Er sah Wolfram an als er eintrat. Kein Erschrecken, kein Begrüßen. Nur das Registrieren – die Art wie ein Mensch eine Tür hört und den Kopf dreht ohne dass der Körper sich entschieden hat was er damit anfangen soll.

Wolfram zog einen Stuhl heran. Setzte sich. Kein Tisch zwischen ihnen. Keine Konsole. Nur der Abstand den man braucht um ein Gesicht zu lesen.

„Wie geht es Ihnen?“

Karl überlegte. Nicht als würde er die Antwort suchen – als würde er prüfen ob die Frage für ihn zutraf.

„Besser“, sagte er schließlich. Seine Stimme war weniger rau als beim letzten Mal. „Die Hände zittern weniger.“

Er hob eine Hand. Betrachtete sie. Tatsächlich – kaum noch. Wolfram notierte es.

„Gut.“

Eine kurze Stille. Die vertraute Art – nicht unangenehm, nur unausgefüllt.

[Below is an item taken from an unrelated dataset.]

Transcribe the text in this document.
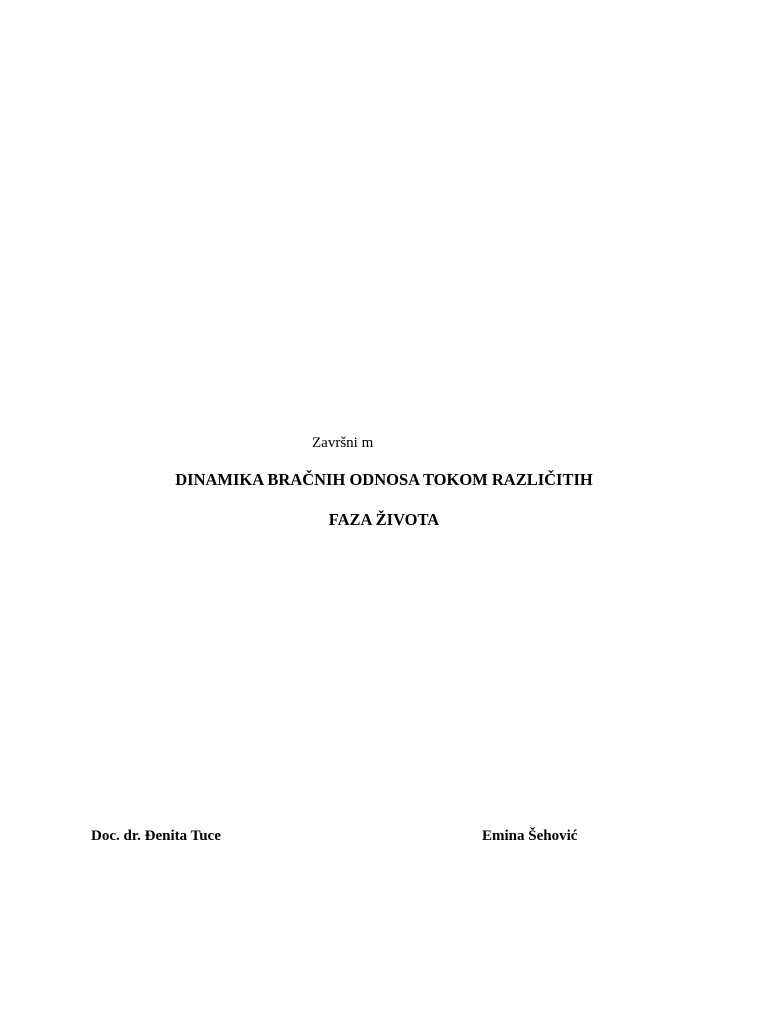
Završni m
DINAMIKA BRAČNIH ODNOSA TOKOM RAZLIČITIH
FAZA ŽIVOTA
Doc. dr. Đenita Tuce	Emina Šehović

„Ich will wissen was in der Drift passiert ist“, sagte Wolfram. „Nicht für einen Bericht. Nicht für die Archive.“ Er betrachtete Karl. „Ich will verstehen was Sie erlebt haben.“

Karl senkte die Hand wieder in den Schoß. Sein Blick wanderte einen Moment weg – nicht weit, nur einen halben Meter nach links, zu einem Punkt an der Wand der nichts bedeutete außer dass er ihn brauchte.

„Es ist schwer“, sagte er, „in die richtige Reihenfolge zu bringen.“ Eine Pause. „Nicht weil ich es vergessen habe. Weil es keine hatte.“

Wolfram wartete.

„Die Station war leer als wir ankamen.“ Karl sprach langsam. Nicht bedächtig – eher als würde er Worte aus etwas herausziehen das sie nicht gerne herausgab. „Wir haben die Runen gefunden. Überall. Und dann—“ Er hielt inne. Sein Blick kehrte zu Wolfram zurück. „Dann war die Zeit anders.“

„Anders wie?“

Karl öffnete den Mund. Schloss ihn wieder.

„Es gab Momente“, sagte er schließlich, „die schon gewesen waren. Und Momente die noch nicht gewesen waren. Und ich konnte nicht—“ Er hob die Hände ein Stück, ließ sie wieder fallen. „Ich konnte nicht sagen welche welche war.“

Wolfram ließ das stehen. Er schob nichts nach, stellte keine Folgefrage. Manchmal war Schweigen das einzige Werkzeug das nicht störte.

Nach einem Moment sprach Karl weiter.

„Die anderen.“ Er sagte es ohne Betonung. „Sie waren noch da. Dann nicht mehr.“ Eine Pause die zu lang war. „Nicht weg. Nur – nicht mehr da wo ich war.“

„Haben Sie sie gesehen?“

„Nicht danach.“ Karl betrachtete seine Hände. „Ich habe ihre Stimmen gehört. Manchmal. Aber die Stimmen passten nicht zu der Zeit in der ich war.“

Wolfram verstand es nicht vollständig. Er wusste dass er es nicht vollständig verstehen würde – nicht heute, vielleicht nicht je. Aber er hörte die Form davon. Die Kontur.

Arvid sitzt irgendwo in derselben Dunkelheit, dachte er.


„Das Signal“, sagte er. „Das uns zur Drift geführt hat. Wissen Sie wer es gesendet hat?“

Karl sah ihn an. Lang.

„Nein.“ Eine kurze Pause. Sein Blick ging weg, kam zurück. „Aber es war alt.“

„Alt.“

„Älter als—“ Er hielt inne. Suchte das Wort. Fand es nicht. „Als ob es schon lange gewartet hätte. Bevor jemand kam der es hören konnte.“

Wolfram ließ das stehen. Das war keine Antwort. Aber es stellte eine Frage die er noch nicht gestellt hatte.

Ein Signal das wartete. Nicht auf die Wotansklinge – auf irgendjemanden der zuhören konnte. Und sie waren gekommen.

Karl schloss einen Moment die Augen. Öffnete sie wieder. Das Zittern in seinen Händen war zurück – minimal, kaum sichtbar, aber da.

„Entschuldigung“, sagte er. Ruhig. Nicht beschämt.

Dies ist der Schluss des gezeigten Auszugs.